Many of us wonder whether we're saving enough money to retire. It's a tough question to answer, though. You’ll hear “$1 million” tossed around, and while that's plenty for some people, it could represent a shortfall for others. The amount of money you need to retire depends on your health, your expenses, and your goals. Let’s break these down.
How's your health?
Your health can play a huge role in how much money you ultimately need to retire comfortably. Of course, in the absence of a crystal ball, it can be tough to predict what health issues you'll encounter as you age, but know this: Your cumulative healthcare costs in retirement are likely to be higher than you think. Recent data shows that the average healthy 65-year-old couple retiring this year should plan on spending $377,000 in out-of-pocket medical costs throughout retirement. That equates to almost $19,000 a year if your retirement lasts for two decades.
And these are the numbers healthy couples are facing. If you have a medical condition that requires extensive monitoring or treatment, your costs might climb even higher. When you think about the amount of money it'll take to retire, consider what your health looks like and plan accordingly.
What will your expenses be?
Your monthly living costs will also play a big role in determining how much money you should aim to save for retirement. And certain major expenses -- namely, housing and transportation -- will especially dictate how much you'll need.
Let's start with housing. You'd think that owning your home outright would improve your financial picture in retirement, as it means not having to make a monthly mortgage payment. But owning a home in retirement can be an expensive prospect, especially considering that most homeowners spend up to 4% of their properties' values each year on maintenance and repairs alone. If you own a home worth $400,000, then you could spend a whopping $16,000 each year on upkeep.
Then there are property taxes, which have historically risen over time, even in periods when home values fall. While owning a home in retirement has its benefits, in many ways it's a riskier prospect than renting. On the other hand, you won't get a tax deduction for renting, whereas owning might come with some tax benefits.
Then there's transportation, which, again, could go both ways. Owning a vehicle costs roughly $8,700 a year, according to AAA, but if your car is aging, then you might pay even more to keep it running. And don't forget that auto insurance companies tends to charge older drivers higher premiums. On the other hand, if your public transportation and taxi fares exceed the cost of owning a car, then you might lose out by giving up your vehicle.

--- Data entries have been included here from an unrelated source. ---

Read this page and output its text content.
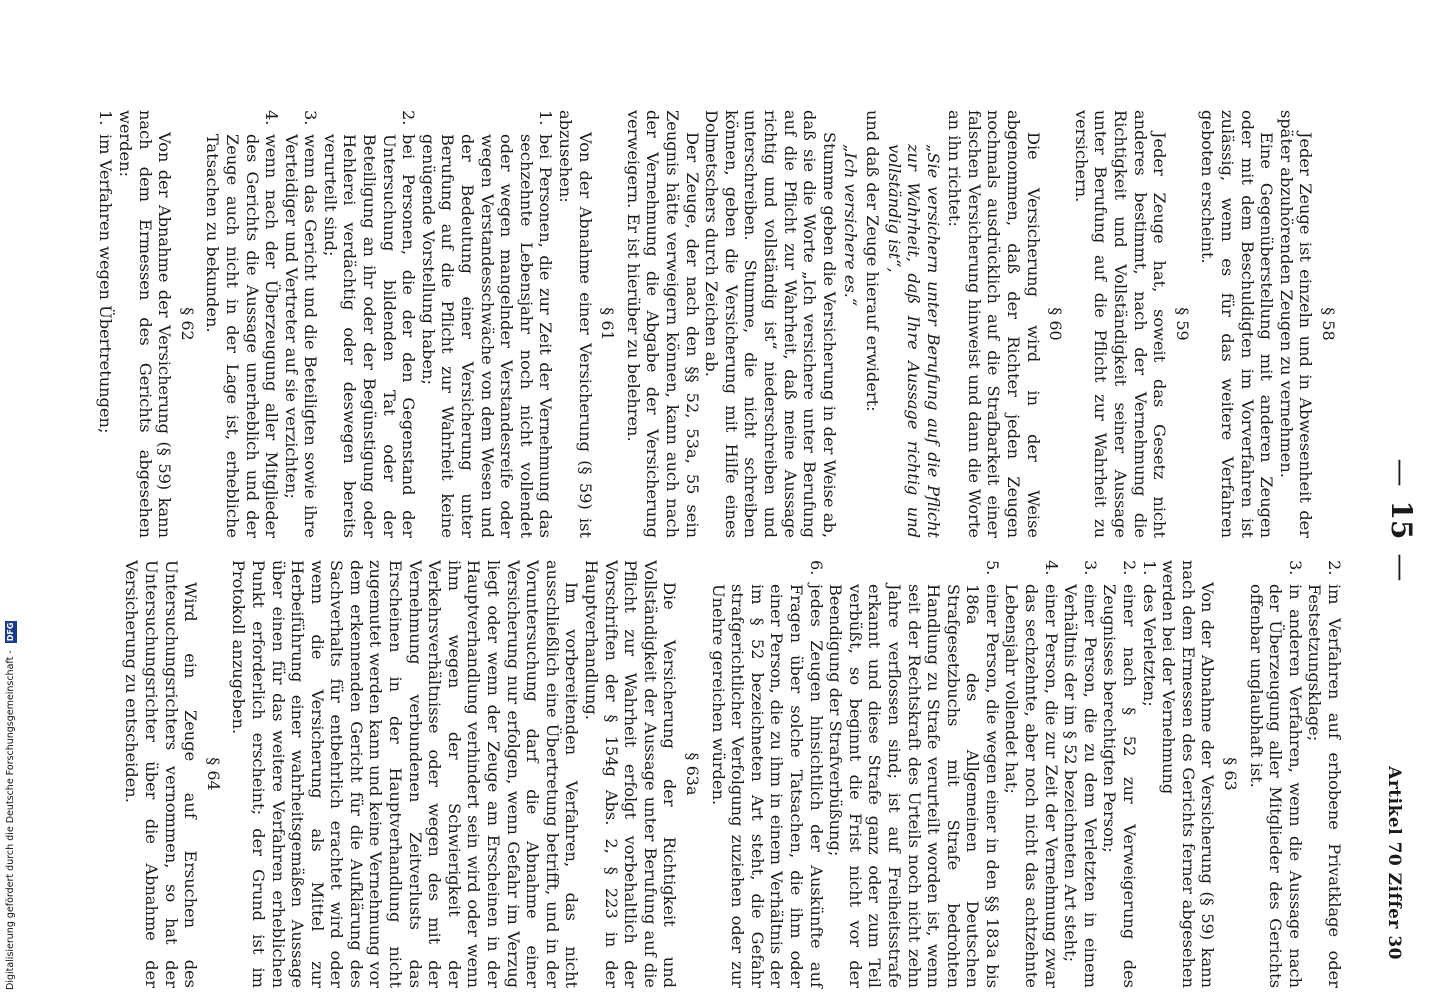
Digitalisierung gefördert durch die Deutsche Forschungsgemeinschaft - DFG
—15—
Artikel 70 Ziffer 30
§ 58

Jeder Zeuge ist einzeln und in Abwesenheit der später abzuhörenden Zeugen zu vernehmen.

Eine Gegenüberstellung mit anderen Zeugen oder mit dem Beschuldigten im Vorverfahren ist zulässig, wenn es für das weitere Verfahren geboten erscheint.

§ 59

Jeder Zeuge hat, soweit das Gesetz nicht anderes bestimmt, nach der Vernehmung die Richtigkeit und Vollständigkeit seiner Aussage unter Berufung auf die Pflicht zur Wahrheit zu versichern.

§ 60

Die Versicherung wird in der Weise abgenommen, daß der Richter jeden Zeugen nochmals ausdrücklich auf die Strafbarkeit einer falschen Versicherung hinweist und dann die Worte an ihn richtet:

„Sie versichern unter Berufung auf die Pflicht zur Wahrheit, daß Ihre Aussage richtig und vollständig ist“,

und daß der Zeuge hierauf erwidert:

„Ich versichere es.“

Stumme geben die Versicherung in der Weise ab, daß sie die Worte „Ich versichere unter Berufung auf die Pflicht zur Wahrheit, daß meine Aussage richtig und vollständig ist“ niederschreiben und unterschreiben. Stumme, die nicht schreiben können, geben die Versicherung mit Hilfe eines Dolmetschers durch Zeichen ab.

Der Zeuge, der nach den §§ 52, 53a, 55 sein Zeugnis hätte verweigern können, kann auch nach der Vernehmung die Abgabe der Versicherung verweigern. Er ist hierüber zu belehren.

§ 61

Von der Abnahme einer Versicherung (§ 59) ist abzusehen:

1.
bei Personen, die zur Zeit der Vernehmung das sechzehnte Lebensjahr noch nicht vollendet oder wegen mangelnder Verstandesreife oder wegen Verstandesschwäche von dem Wesen und der Bedeutung einer Versicherung unter Berufung auf die Pflicht zur Wahrheit keine genügende Vorstellung haben;
2.
bei Personen, die der den Gegenstand der Untersuchung bildenden Tat oder der Beteiligung an ihr oder der Begünstigung oder Hehlerei verdächtig oder deswegen bereits verurteilt sind;
3.
wenn das Gericht und die Beteiligten sowie ihre Verteidiger und Vertreter auf sie verzichten;
4.
wenn nach der Überzeugung aller Mitglieder des Gerichts die Aussage unerheblich und der Zeuge auch nicht in der Lage ist, erhebliche Tatsachen zu bekunden.
§ 62

Von der Abnahme der Versicherung (§ 59) kann nach dem Ermessen des Gerichts abgesehen werden:

1.
im Verfahren wegen Übertretungen;
2.
im Verfahren auf erhobene Privatklage oder Festsetzungsklage;
3.
in anderen Verfahren, wenn die Aussage nach der Überzeugung aller Mitglieder des Gerichts offenbar unglaubhaft ist.
§ 63

Von der Abnahme der Versicherung (§ 59) kann nach dem Ermessen des Gerichts ferner abgesehen werden bei der Vernehmung

1.
des Verletzten;
2.
einer nach § 52 zur Verweigerung des Zeugnisses berechtigten Person;
3.
einer Person, die zu dem Verletzten in einem Verhältnis der im § 52 bezeichneten Art steht;
4.
einer Person, die zur Zeit der Vernehmung zwar das sechzehnte, aber noch nicht das achtzehnte Lebensjahr vollendet hat;
5.
einer Person, die wegen einer in den §§ 183a bis 186a des Allgemeinen Deutschen Strafgesetzbuchs mit Strafe bedrohten Handlung zu Strafe verurteilt worden ist, wenn seit der Rechtskraft des Urteils noch nicht zehn Jahre verflossen sind; ist auf Freiheitsstrafe erkannt und diese Strafe ganz oder zum Teil verbüßt, so beginnt die Frist nicht vor der Beendigung der Strafverbüßung;
6.
jedes Zeugen hinsichtlich der Auskünfte auf Fragen über solche Tatsachen, die ihm oder einer Person, die zu ihm in einem Verhältnis der im § 52 bezeichneten Art steht, die Gefahr strafgerichtlicher Verfolgung zuziehen oder zur Unehre gereichen würden.
§ 63a

Die Versicherung der Richtigkeit und Vollständigkeit der Aussage unter Berufung auf die Pflicht zur Wahrheit erfolgt vorbehaltlich der Vorschriften der § 154g Abs. 2, § 223 in der Hauptverhandlung.

Im vorbereitenden Verfahren, das nicht ausschließlich eine Übertretung betrifft, und in der Voruntersuchung darf die Abnahme einer Versicherung nur erfolgen, wenn Gefahr im Verzug liegt oder wenn der Zeuge am Erscheinen in der Hauptverhandlung verhindert sein wird oder wenn ihm wegen der Schwierigkeit der Verkehrsverhältnisse oder wegen des mit der Vernehmung verbundenen Zeitverlusts das Erscheinen in der Hauptverhandlung nicht zugemutet werden kann und keine Vernehmung vor dem erkennenden Gericht für die Aufklärung des Sachverhalts für entbehrlich erachtet wird oder wenn die Versicherung als Mittel zur Herbeiführung einer wahrheitsgemäßen Aussage über einen für das weitere Verfahren erheblichen Punkt erforderlich erscheint; der Grund ist im Protokoll anzugeben.

§ 64

Wird ein Zeuge auf Ersuchen des Untersuchungsrichters vernommen, so hat der Untersuchungsrichter über die Abnahme der Versicherung zu entscheiden.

These are all points to consider as you map out your retirement budget and see what expenses you're likely to face. While it's true that there are other spending categories such as utilities and food to account for as well, focusing on the big ones can help you formulate an accurate retirement budget. Remember, too, that in many cases, you'll have a choice as to how much you spend on your primary living expenses, so think about the things you're willing to compromise on if money is an issue.
How will you spend your days?
One final point to contemplate is how you intend to spend your free time in retirement -- because you're going to have a lot of it. Traveling, for example, is a far more expensive hobby than knitting or attending yoga classes at your local community center. And while many seniors hope to travel extensively, an estimated 67% of retirees fail to budget for it in advance. If you really want to come up with an accurate retirement savings number, be honest about your goals and do some research to see how much they're likely to cost you. You might, for example, decide that it's worthwhile to work an extra year or two if that's what it takes to see the world.
Tying it all together
Once you've done some serious thinking about these three issues, you can begin to come up with a number that will afford you the retirement lifestyle you're hoping for. You can then use the 4% rule to see if your savings will suffice in comparison.
The 4% rule states that if you withdraw 4% of your savings during your first year of retirement and adjust subsequent withdrawals for inflation, your savings should last 30 years. This means that if you manage to save 25 times more than what you expect to spend each year in retirement, you're in good shape. So if you determine you'll need $40,000 a year in retirement, your goal should be to amass $1 million before you stop working. While the 4% rule isn't perfect, it's a solid starting point for seeing whether you're set to retire or whether you should really push yourself to work an extra couple of years.
Of course, you never really know what expenses you might encounter once you enter the next stage of your life. You might spend more in retirement than expected, or you might end up spending less. Pinpointing a precise savings target is next to impossible, but if you're honest about your needs, wants, and goals, then you'll already be much closer to the right answer than the average American.